Plantar Fasciitis Treatment
The patient was advised that we would worry less about the heel spur but instead focus on the treatment for plantar fasciitis. It was explained to the patient that in order for the plants of fashion to recover it would be essential to unload the fascia using a prescription orthotic that would touch and hold the sole of the foot and therefore reduce the strain on the plantar fascia. This is the best method of plantar fasciitis treatment. Orthotics with high arches apply too much pressure to the base of the heel and to the mid-portion of the plantar fascia and this can increase the symptoms and prolong the heel pain condition. He advised the patient that regular use of the orthotics on a daily basis for approximately 6 to 8 weeks would reduce the heel pain in the short term but would help the plantar fascia to heal in the long term. He reminded the patient that the heel spur would remain but would not be the source of pain. In addition to the use of the orthotics the sports podiatrist insisted that the patient carry out rigorous calf stretching three times per day on both legs. He also advised the patient that the orthotics would incorporate a specific forefoot modification which would help to unload and treat the first toe arthritis. The design of the orthotic with the forefoot modification would form a crucial part of the plantar fasciitis treatment. The orthotic would not help the heel spur to resolve and often the heel spur can remain in place for a lifetime, without discomfort. This patient did not have a heel spur around the back of the heel bone nor did she seem to present with plantar fasciitis in the good foot. The patient was recommended to change her running shoes from a Nike free to a Brooks adrenaline.
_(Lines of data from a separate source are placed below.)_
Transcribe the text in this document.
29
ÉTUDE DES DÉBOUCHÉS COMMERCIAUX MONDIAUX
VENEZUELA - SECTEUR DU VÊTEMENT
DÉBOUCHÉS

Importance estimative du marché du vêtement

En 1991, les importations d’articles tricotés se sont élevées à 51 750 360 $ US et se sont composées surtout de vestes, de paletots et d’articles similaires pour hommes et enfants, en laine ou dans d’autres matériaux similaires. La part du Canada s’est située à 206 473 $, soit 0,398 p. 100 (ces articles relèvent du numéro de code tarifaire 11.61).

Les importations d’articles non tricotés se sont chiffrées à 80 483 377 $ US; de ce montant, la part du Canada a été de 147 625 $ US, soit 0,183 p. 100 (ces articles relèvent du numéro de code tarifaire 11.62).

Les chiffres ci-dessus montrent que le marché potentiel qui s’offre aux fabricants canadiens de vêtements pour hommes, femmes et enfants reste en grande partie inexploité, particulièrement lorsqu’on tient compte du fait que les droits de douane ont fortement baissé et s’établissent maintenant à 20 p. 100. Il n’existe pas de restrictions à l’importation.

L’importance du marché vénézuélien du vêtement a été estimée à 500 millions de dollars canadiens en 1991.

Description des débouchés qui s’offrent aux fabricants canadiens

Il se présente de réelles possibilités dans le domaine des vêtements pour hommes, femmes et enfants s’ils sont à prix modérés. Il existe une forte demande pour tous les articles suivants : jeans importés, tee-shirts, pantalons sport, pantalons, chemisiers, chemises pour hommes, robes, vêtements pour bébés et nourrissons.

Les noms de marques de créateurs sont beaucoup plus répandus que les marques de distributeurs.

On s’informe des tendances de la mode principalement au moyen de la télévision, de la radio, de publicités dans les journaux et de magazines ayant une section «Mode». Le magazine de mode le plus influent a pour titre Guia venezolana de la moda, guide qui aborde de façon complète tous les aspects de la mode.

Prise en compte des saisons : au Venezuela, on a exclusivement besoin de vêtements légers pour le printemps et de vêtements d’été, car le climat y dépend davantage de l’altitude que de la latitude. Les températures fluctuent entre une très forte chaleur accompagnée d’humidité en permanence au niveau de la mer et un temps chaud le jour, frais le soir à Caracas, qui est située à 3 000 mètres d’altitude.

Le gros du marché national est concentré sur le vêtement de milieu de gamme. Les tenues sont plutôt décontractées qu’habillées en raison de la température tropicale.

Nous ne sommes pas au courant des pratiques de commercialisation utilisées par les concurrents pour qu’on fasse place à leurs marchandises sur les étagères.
Plantar Fasciitis Treatment – Follow Up – 8 Weeks On
Plantar fasciitis treatment should always involve regular reviews to monitor the progress of the heel pain and also to measure the severity of the condition. After 8 weeks this patient reported a significant improvement in her condition and explained to the sports podiatrist that she had minimal heal pain on a daily basis. She described approximately 80% improvement at this 8 week mark. She understood that her heel spur may remain but this did not confront the patient as she understood the discomfort she felt was driven by the plantar fasciitis. This patient was diligent with her plantar fasciitis treatment plan and explained to the podiatrist that she had been stretching her calf three times a day every day since the first appointment. The orthotics she was using were comfortable and she felt the right level of support in the right areas of the foot. She was able to run with her orthotics and explained that she had much less foot and lower leg fatigue and was completing her running route in a shorter time. She had been able to increase her cadence and increase her personal best.
No further appointments were needed for this patient as she had been diligent with her plantar fasciitis treatment, understood that the heel spur was not the cause of pain and had resolved her heel pain.